There was some discussion about it regarding the complexity with @mrsimo https://github.com/mrsimo/ruby-gpgme/pull/3#r147574
What do you think? I can improve it if you have any suggestions or dislikes regarding the code structure.
well, though you seem to have use cases, I'm still not convinced that the new method will improve usability.
actually:
find(:public, "<[email protected]>")
is written shorter than:
find_exact(:public, "[email protected]")
could you provide some examples? btw we may want to improve the doc of the find method, according to "How to Specify a User Id" section of gpg manual, which even describes different "exact" matching rules...
While I agree it is shorter, you will often have different kind of inputs (keyid, input from a config file, from a user) to the find method. So with what I ended up so far, is to the same thing I do in the find_exact method right before the find method and if I had that at multiple places write a wrapper for it, which is exactly what the find_exact is.
So my point is that I have the following options:
- copy that wrapper in whatever project I need it
- write a wrapper gem for gpgme (which is since the api change not anymore that necessary and would probably only contain that single short method)

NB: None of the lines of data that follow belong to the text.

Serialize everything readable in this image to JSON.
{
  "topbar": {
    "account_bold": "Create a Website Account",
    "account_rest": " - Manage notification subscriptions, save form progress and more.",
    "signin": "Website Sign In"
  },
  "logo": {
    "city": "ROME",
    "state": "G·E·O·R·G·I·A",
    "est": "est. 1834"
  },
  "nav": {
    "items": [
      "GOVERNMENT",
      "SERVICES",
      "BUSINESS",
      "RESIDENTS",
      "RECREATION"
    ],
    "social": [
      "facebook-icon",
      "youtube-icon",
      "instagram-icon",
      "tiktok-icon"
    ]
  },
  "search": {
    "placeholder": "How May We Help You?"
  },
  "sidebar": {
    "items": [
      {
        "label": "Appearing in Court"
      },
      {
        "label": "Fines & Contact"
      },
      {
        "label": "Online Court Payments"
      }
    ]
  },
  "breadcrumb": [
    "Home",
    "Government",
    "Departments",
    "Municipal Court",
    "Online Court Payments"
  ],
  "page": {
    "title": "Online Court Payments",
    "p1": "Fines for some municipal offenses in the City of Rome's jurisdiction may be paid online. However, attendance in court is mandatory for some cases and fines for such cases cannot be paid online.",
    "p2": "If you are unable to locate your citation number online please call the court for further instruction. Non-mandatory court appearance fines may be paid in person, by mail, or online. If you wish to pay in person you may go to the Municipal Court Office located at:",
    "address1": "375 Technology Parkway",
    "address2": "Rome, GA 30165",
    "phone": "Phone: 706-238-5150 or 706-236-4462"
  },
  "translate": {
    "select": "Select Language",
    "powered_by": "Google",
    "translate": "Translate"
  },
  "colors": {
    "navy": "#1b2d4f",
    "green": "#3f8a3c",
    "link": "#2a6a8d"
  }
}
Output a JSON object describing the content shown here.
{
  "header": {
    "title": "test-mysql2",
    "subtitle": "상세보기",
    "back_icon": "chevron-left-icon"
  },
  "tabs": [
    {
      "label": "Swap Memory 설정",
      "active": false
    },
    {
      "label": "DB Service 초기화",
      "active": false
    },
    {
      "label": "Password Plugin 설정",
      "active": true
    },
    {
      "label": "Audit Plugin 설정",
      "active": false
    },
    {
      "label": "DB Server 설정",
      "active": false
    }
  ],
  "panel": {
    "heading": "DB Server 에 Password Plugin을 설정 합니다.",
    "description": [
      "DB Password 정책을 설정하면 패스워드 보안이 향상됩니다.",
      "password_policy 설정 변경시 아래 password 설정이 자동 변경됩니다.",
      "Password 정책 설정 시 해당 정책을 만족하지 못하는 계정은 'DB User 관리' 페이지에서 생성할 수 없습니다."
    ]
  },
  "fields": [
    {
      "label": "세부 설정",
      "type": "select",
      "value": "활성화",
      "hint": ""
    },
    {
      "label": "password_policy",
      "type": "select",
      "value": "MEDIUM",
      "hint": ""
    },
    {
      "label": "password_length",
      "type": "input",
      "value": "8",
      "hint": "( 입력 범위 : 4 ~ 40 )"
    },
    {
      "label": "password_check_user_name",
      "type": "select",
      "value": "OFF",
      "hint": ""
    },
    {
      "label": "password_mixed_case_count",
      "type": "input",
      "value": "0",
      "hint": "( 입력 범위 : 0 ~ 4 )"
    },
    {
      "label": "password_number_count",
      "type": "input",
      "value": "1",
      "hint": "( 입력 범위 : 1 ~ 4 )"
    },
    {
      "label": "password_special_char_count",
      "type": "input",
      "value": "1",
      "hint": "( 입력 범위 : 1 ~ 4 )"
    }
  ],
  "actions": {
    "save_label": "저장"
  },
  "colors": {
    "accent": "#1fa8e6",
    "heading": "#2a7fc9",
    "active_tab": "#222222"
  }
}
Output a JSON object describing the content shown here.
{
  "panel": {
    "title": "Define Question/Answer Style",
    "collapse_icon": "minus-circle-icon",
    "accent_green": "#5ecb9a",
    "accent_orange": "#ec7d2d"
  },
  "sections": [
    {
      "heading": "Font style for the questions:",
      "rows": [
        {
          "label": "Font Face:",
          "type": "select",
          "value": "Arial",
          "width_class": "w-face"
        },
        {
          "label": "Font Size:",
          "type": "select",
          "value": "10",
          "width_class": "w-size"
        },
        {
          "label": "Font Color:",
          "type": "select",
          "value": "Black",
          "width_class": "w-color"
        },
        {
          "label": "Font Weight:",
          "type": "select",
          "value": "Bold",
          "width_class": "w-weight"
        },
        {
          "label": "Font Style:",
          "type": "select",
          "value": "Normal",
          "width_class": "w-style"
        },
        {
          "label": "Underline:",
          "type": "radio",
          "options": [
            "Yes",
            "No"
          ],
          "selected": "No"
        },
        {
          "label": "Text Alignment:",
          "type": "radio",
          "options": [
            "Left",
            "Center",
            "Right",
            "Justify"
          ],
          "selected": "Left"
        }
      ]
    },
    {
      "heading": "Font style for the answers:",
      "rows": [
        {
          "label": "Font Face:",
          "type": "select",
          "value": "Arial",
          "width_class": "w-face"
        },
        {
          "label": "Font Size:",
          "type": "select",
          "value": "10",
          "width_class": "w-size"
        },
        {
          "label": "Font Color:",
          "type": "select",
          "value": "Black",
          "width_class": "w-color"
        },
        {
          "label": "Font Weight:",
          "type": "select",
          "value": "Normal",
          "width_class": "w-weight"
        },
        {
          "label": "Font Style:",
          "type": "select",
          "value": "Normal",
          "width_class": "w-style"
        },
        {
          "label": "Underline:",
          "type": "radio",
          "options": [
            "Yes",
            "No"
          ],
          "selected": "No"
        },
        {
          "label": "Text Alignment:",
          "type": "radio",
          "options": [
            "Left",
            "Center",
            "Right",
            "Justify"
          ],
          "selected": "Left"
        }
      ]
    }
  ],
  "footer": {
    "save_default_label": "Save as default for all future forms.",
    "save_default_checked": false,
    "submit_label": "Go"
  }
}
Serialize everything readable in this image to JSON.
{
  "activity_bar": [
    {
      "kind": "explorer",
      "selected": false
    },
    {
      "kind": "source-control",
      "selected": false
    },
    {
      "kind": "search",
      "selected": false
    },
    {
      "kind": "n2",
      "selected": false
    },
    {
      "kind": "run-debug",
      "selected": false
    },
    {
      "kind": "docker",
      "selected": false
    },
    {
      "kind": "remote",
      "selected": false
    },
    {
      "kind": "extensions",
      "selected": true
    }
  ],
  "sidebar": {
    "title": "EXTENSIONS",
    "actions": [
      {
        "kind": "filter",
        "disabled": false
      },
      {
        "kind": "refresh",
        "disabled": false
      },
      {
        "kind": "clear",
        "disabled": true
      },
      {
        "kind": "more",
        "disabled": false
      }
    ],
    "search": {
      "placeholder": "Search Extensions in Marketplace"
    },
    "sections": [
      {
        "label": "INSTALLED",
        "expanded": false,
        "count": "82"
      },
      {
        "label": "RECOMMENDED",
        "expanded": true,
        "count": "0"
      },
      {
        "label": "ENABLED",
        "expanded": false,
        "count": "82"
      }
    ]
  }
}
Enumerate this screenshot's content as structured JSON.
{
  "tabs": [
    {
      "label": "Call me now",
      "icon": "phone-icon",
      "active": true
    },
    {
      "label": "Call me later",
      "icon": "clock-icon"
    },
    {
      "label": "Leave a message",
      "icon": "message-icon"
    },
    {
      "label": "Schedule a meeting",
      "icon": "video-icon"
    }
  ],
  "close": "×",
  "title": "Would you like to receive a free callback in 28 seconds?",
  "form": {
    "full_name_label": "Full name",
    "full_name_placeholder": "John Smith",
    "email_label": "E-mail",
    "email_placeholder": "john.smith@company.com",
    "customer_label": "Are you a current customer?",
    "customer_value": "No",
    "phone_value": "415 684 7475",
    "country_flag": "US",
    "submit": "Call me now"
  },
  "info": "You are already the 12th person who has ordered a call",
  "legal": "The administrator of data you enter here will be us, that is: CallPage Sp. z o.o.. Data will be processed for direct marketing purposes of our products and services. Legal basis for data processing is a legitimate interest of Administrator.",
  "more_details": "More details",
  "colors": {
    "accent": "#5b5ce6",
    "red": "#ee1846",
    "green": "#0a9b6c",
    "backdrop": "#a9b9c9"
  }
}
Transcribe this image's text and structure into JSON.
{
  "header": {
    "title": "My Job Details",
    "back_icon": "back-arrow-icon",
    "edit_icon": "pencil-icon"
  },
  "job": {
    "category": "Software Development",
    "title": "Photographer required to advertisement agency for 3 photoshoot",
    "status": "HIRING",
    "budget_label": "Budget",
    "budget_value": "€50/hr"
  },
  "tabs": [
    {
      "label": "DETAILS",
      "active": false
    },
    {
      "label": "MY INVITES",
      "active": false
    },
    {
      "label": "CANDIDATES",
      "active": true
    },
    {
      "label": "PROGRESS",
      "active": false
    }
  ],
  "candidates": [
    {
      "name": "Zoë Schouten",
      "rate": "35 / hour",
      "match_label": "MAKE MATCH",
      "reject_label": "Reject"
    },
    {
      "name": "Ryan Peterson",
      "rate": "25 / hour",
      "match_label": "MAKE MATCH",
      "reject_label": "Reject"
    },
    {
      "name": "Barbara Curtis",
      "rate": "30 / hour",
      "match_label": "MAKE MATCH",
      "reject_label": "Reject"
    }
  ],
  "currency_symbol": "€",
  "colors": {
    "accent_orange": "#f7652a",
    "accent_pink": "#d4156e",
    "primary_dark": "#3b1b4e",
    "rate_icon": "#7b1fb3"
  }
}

- give it upstream as other users might have that use case as well.
I can live with each of them, but imho the last one is the nicest one. But if you think that ruby-gpgme gets to messy with that, I will go with one of the other options.
Improving documentation would be good, because a lot of tools are just passing the plain email-address and so might end up encrypting things with the wrong key.
OK, that makes sense. However, I feel the method itself a bit too specific. I'd suggest:
- extend find method to accept matching style like
find(:public, "[email protected]", :match => :email)
- (optional) rename find_exact to find_by_email, and add find_by_user_id, find_by_dn, find_by_issuer_dn, etc.
How does this sound?
Sounds good to me. Will do such an implementation.